When it comes to thumbnails handling, this is problematic:
- Thumbnails are read directly from the object storage for serving to the public, with no interaction with MediaWiki; if the thumbnail at the desired size is not present, the object storage will call thumbor via its not found handler. This is local to the datacenter where the request was directed from the CDN; This means that we can have different thumbnails generated in the two datacenters for the same image
- Thumbnails are pre-generated via a job at certain given sizes, but only in the nearest datacenter where swift is pooled in discovery DNS (the request will be sent to the CDN, and geolocated to the nearest available datacenter to where we're calling from)

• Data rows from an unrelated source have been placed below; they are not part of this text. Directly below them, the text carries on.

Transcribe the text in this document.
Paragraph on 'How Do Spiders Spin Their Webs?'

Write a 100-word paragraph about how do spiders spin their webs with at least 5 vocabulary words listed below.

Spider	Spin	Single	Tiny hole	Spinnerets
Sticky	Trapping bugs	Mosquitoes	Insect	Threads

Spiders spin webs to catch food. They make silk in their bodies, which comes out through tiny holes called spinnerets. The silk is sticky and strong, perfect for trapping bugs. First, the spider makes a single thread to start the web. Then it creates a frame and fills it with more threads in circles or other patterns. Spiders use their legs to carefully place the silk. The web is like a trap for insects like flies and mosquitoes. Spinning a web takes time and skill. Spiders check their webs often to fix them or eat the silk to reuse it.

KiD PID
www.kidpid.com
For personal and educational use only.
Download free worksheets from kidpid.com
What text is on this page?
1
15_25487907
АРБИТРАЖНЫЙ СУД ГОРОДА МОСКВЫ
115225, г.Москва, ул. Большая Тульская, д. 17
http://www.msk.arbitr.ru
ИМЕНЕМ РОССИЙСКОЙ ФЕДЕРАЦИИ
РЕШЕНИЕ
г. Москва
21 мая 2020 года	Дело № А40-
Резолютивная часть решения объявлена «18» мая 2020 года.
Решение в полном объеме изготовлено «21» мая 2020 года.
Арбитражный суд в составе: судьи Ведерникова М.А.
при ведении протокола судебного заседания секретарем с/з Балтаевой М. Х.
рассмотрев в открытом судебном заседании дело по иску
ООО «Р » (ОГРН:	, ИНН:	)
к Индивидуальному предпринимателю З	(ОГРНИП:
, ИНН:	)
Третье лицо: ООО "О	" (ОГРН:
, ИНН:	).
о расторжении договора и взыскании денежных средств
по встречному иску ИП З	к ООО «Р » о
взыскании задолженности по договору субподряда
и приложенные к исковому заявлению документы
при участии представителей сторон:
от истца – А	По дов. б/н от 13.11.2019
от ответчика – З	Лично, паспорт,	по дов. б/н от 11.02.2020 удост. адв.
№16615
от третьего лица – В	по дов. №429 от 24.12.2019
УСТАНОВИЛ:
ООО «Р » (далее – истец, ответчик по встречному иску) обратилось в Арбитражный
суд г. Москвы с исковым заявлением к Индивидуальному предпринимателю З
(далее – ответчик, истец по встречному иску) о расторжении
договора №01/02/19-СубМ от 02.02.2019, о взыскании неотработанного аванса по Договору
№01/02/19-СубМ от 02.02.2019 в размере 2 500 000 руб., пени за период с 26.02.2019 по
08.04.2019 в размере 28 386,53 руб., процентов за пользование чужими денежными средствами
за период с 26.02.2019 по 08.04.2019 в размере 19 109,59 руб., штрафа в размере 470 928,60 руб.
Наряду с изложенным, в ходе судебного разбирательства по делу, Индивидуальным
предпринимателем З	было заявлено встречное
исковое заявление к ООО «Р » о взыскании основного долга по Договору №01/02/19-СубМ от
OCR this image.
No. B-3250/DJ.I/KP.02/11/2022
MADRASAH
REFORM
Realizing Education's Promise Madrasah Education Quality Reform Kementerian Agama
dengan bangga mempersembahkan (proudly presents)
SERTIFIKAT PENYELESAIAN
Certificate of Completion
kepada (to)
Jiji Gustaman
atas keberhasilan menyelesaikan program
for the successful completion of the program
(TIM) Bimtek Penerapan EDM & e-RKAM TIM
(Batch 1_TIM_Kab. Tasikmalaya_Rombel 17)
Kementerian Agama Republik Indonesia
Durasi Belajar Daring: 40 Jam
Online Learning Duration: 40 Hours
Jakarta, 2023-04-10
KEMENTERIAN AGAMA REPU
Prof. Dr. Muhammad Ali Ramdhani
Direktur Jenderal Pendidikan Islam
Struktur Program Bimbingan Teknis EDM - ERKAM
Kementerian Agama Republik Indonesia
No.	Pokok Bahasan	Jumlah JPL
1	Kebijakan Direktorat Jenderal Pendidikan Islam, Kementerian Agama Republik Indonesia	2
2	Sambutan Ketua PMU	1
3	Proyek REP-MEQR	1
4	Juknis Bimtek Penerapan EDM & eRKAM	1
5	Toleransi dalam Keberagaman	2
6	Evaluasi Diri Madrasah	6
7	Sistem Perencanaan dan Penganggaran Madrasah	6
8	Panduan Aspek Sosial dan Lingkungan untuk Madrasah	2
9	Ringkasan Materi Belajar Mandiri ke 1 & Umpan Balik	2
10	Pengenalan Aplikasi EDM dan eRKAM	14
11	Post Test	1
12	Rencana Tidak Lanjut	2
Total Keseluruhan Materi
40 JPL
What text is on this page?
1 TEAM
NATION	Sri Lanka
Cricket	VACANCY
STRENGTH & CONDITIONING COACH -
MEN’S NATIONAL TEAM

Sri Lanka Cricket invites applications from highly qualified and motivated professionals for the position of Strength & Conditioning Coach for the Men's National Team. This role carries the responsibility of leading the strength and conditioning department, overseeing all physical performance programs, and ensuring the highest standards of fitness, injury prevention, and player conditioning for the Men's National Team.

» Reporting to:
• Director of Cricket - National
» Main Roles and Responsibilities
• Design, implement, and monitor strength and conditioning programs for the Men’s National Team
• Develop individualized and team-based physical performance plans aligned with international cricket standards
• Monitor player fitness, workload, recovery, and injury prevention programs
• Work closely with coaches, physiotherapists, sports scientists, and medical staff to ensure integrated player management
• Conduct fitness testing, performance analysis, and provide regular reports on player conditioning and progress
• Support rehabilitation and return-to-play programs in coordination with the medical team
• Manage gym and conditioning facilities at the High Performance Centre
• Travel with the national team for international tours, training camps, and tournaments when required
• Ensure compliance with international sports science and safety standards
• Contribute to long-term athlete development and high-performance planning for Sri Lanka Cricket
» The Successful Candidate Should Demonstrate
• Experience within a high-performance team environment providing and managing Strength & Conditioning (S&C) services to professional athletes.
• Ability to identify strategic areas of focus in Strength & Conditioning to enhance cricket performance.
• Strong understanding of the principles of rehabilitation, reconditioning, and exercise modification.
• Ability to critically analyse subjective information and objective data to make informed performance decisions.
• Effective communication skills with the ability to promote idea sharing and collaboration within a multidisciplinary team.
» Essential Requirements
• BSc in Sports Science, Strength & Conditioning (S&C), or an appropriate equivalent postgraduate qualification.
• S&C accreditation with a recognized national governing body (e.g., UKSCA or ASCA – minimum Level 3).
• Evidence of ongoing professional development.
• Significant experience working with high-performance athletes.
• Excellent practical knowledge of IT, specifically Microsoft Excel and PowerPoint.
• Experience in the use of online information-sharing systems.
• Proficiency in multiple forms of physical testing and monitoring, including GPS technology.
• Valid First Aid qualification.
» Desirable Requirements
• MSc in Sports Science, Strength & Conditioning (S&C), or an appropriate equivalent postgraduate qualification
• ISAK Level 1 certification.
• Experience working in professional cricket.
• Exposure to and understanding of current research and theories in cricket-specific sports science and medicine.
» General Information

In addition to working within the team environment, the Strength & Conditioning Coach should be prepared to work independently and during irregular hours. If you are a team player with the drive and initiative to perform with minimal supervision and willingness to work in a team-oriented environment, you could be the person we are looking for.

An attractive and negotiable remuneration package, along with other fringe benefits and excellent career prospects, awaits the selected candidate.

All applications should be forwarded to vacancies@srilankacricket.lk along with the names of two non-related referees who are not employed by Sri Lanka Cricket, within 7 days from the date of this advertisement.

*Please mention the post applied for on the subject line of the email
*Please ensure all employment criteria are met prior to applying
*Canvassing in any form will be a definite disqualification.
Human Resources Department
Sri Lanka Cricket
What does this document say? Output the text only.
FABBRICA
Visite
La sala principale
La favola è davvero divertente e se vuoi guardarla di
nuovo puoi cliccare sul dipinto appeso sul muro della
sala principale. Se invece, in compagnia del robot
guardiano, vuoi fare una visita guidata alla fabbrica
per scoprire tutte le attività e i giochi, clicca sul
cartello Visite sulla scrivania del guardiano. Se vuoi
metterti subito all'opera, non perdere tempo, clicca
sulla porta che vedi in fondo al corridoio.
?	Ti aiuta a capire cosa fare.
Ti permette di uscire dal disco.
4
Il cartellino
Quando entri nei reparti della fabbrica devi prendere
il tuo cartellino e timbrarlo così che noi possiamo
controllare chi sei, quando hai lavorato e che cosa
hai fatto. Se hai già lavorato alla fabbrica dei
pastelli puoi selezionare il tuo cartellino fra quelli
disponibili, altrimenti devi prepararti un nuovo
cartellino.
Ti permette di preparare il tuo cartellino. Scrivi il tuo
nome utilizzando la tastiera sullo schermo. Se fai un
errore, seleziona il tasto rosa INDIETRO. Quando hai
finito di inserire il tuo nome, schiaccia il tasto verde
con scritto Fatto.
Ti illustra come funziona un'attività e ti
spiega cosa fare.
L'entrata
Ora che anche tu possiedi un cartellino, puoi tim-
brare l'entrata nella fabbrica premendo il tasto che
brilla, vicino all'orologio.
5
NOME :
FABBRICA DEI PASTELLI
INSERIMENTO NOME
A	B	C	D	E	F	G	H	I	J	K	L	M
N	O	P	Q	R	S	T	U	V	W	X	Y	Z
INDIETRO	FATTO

- When someone reuploads an image, Filerepo::LocalFile::getThumbnails is called to find which thumbnails are present and should be purged. This operation calls FileBackendMultiWrite::getFileList which lists the thumbnails present in the current "master" datacenter. Then a delete command to purge the thumbnails is sent to both datacenters
Making things worse, we used to have some form of syncing of thumbnails from the master DC to the other one; this was stopped in the past as it was deemed useless in our new multi-dc setup.
This means two big inconsistencies are created:
- If the list of thumbnails in the two datacenters differs, some thumbnails at the old version of the image will be left behind and not invalidated
- If/when we switch datacenter for swift and/or mediawki at the DNS discovery layer, we might end up not cleaning up even the pregenerated thumbnails, giving a very confusing UX for the uploader (see the parent task).
What would fix the issue
- FileBackendMultiWrite needs to be able to get separated lists of files for thumbnails on different backends, and I suspect the only way to do that cleanly is to add a new method specifically to list files by backend. Anything short of that would not consistently purge thumbnails from all backends.
- ThumbnailRenderJob needs to be able to hit the pregeneration in all backends, not just the one closest to the job execution
What can we do to reduce the issue impact while the above issues are fixed
- Add an additional variable in etcd to indicate to mediawiki where is the swift "master" (meaning: which is the direction of replication of originals)
- We can ensure that swift, unless we're in an emergency, is always pooled in DNS in the datacenter where mediawiki is master, and that this datacenter is marked as "master" accordingly.
- We can maybe turn on again the thumbnail syncing, the direction of which will have to be carefully determined.